Lead Data Architect
Karsun Solutions · Herndon, VA · 1 mo ago
Engineering$160k–$190k/yrFull-time
About the role
The Lead Data Architect at Karsun Solutions will design, build, and operate enterprise data platforms that power GenAI and AI/ML use cases. This role is highly technical and hands-on, focusing on data platform architecture, end-to-end data engineering, ML/LLM pipeline design, production model onboarding, and delivery of scalable Databricks-centric solutions across cloud environments.
Responsibilities
- Architect and implement enterprise data platforms (batch + streaming) optimized for ML, LLMs, and GenAI workloads.
- Lead design and hands-on implementation of Databricks workspaces, Unity Catalog, Delta Lake design patterns, cluster policies, and performance tuning.
- Build and own end-to-end data pipelines (ingest, transform, feature engineering, serving) using PySpark, Databricks Jobs, Spark SQL, Delta Lake, and orchestration tools.
- Design and operationalize model training, fine tuning (LLM), evaluation, deployment, and monitoring pipelines (MLOps/RAG/CAG) integrating Databricks MLflow, CI/CD, and infra-as-code.
- Implement vectorless and vectorization/embedding pipelines, vector store integrations, and retrieval layers for RAG (FAISS, Pinecone, Weaviate, Milvus).
- Define data schemas, governance, lineage, access controls, and data product APIs; implement Unity Catalog or equivalent for centralized governance.
- Drive cost/performance optimization for storage, compute (spot/preemptible), and query patterns.
- Collaborate with engineers, data scientists, product owners, and security to translate business needs into production GenAI solutions.
- Mentor and lead engineering teams; conduct architecture reviews, code reviews, and run technical deep dives.
- Create reproducible experiment tracking, model registry, and rollout strategies (canary, shadow testing, rollback).
- Stay current on GenAI/LLM architectures and evaluate/introduce new tooling and frameworks.
Requirements
- Bachelor's or Master's degree in Computer Science, Computer Engineering, Information Technology, or a related field.
- 8+ years of hands-on experience in data engineering/platform architecture; 3+ years in an architect or lead role.

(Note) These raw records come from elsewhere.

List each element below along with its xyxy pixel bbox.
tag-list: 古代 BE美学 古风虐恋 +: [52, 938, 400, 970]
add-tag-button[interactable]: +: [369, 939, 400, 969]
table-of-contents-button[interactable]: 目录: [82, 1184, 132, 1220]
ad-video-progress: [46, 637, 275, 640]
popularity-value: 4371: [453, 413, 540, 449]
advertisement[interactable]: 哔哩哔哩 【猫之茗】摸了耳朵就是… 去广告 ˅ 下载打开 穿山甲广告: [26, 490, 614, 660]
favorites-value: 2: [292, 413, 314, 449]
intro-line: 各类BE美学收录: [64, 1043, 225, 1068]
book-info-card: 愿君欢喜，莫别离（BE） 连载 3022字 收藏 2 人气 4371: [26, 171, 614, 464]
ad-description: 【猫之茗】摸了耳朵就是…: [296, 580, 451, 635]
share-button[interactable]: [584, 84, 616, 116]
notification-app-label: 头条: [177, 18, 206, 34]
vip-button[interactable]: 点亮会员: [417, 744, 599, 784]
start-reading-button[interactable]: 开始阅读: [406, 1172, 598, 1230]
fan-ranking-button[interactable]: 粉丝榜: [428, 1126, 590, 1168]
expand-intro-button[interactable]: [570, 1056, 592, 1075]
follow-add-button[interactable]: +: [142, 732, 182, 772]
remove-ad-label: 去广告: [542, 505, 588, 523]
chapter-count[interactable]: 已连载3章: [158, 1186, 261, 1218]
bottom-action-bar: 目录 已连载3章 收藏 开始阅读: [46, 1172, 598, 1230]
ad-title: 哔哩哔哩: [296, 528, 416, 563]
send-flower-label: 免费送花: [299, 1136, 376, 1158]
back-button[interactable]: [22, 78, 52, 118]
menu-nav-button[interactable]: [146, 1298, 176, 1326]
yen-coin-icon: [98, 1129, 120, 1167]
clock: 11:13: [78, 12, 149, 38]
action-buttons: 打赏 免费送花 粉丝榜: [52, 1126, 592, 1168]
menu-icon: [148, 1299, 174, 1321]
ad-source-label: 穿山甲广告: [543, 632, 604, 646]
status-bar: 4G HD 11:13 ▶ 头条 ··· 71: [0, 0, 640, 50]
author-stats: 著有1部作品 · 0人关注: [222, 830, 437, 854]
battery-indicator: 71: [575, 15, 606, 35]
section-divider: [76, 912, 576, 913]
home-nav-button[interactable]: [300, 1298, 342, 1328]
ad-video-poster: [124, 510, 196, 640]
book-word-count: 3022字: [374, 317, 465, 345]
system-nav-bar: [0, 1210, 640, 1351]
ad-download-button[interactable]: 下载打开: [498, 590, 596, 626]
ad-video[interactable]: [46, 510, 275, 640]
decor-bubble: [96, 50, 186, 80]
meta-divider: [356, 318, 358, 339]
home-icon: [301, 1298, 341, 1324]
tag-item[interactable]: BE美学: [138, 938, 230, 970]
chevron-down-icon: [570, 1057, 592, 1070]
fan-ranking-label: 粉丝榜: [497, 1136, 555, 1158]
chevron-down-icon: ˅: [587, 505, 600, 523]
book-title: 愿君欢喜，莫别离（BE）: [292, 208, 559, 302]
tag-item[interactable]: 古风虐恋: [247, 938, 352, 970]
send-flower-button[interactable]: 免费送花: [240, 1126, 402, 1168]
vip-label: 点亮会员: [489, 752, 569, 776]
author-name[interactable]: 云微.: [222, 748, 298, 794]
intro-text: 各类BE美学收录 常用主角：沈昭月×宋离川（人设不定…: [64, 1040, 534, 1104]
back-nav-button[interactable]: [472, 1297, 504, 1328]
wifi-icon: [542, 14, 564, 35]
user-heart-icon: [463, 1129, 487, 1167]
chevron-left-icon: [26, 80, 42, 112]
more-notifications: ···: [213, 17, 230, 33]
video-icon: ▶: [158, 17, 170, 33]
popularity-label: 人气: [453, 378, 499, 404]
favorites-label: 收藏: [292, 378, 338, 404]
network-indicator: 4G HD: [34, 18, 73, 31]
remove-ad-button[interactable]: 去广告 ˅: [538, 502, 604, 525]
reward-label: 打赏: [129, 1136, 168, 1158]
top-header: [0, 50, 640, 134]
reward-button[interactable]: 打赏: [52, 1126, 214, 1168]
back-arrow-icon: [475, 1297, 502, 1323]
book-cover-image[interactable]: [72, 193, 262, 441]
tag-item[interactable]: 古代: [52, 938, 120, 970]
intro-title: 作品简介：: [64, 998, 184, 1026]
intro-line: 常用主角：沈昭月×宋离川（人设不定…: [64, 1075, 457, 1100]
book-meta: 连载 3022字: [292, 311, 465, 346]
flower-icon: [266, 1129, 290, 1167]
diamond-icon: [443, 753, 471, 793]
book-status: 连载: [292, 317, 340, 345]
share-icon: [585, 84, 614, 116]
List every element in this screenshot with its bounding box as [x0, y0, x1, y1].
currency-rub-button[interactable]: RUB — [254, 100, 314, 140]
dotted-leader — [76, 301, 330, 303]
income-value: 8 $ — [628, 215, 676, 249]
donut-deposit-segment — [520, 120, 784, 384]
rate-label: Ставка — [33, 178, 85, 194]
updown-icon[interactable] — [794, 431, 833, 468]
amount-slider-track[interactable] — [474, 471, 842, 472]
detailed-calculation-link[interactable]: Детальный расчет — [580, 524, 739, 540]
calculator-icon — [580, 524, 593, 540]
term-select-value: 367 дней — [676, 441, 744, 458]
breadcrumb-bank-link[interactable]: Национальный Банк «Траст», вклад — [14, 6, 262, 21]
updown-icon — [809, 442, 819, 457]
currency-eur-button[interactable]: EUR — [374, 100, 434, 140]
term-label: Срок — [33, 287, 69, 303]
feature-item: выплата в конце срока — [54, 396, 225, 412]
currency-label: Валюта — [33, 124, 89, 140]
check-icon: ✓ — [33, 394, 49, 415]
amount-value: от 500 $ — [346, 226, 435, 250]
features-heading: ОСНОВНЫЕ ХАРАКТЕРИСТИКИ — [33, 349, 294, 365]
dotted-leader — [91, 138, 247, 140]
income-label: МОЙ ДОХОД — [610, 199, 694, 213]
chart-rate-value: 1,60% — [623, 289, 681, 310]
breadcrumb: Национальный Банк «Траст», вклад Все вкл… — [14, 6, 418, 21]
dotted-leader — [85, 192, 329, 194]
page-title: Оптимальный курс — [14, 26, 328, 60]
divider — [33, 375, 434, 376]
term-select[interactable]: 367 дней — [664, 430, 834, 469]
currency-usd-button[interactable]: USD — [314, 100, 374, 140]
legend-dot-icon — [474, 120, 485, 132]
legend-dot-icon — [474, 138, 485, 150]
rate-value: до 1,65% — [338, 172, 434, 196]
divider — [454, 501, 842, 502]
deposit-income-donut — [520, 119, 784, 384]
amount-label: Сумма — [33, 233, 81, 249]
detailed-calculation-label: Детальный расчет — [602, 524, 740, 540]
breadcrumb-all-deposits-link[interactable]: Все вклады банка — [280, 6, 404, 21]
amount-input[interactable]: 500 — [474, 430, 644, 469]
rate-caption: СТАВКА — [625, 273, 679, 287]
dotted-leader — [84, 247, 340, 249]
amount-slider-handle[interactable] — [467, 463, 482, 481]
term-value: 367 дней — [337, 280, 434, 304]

- Active AWS Certified Machine Learning – Specialty certification.
- Proven, hands-on Databricks experience (designing workspaces, Delta Lake, performance tuning, productionizing Spark jobs).
- Strong Spark + PySpark expertise and experience with Databricks Runtime.
- Deep experience with ML/LLM pipelines and operationalizing models (training, fine tuning, serving).
- Practical experience with vector embeddings, semantic search, and RAG architectures.
- Solid Python expertise and common ML libraries (PyTorch, TensorFlow, Hugging Face transformers) and MLflow.
- Cloud platform experience (AWS strongly preferred).
- Experience with containerization and orchestration while leveraging open source libraries for unstructured and structured data processing, serving/inference.
- Strong SQL skills; experience with distributed query/warehouse systems and parquet/AVRO/Delta formats.
- Certified in CI/CD and infra-as-code experience (Terraform, GitOps, Jenkins/GitHub Actions/GitLab CI).
- Data governance, security, and IAM experience; experience implementing row/column level access controls and data lineage.
- Demonstrated ability to design for scalability, reliability, and cost efficiency.
Preferred Qualifications
- Prior experience with Databricks Unity Catalog, Photon, and Databricks SQL.
- Experience integrating Databricks with vector databases (Pinecone, neo4j) and retrieval frameworks (LangChain, LlamaIndex).
- Familiarity with AWS Bedrock or other managed LLM services.
- Experience with realtime streaming (Kafka, Kinesis) and stream processing on Databricks Structured Streaming.
- Experience with large-scale ETL frameworks and tools (Airflow, Prefect).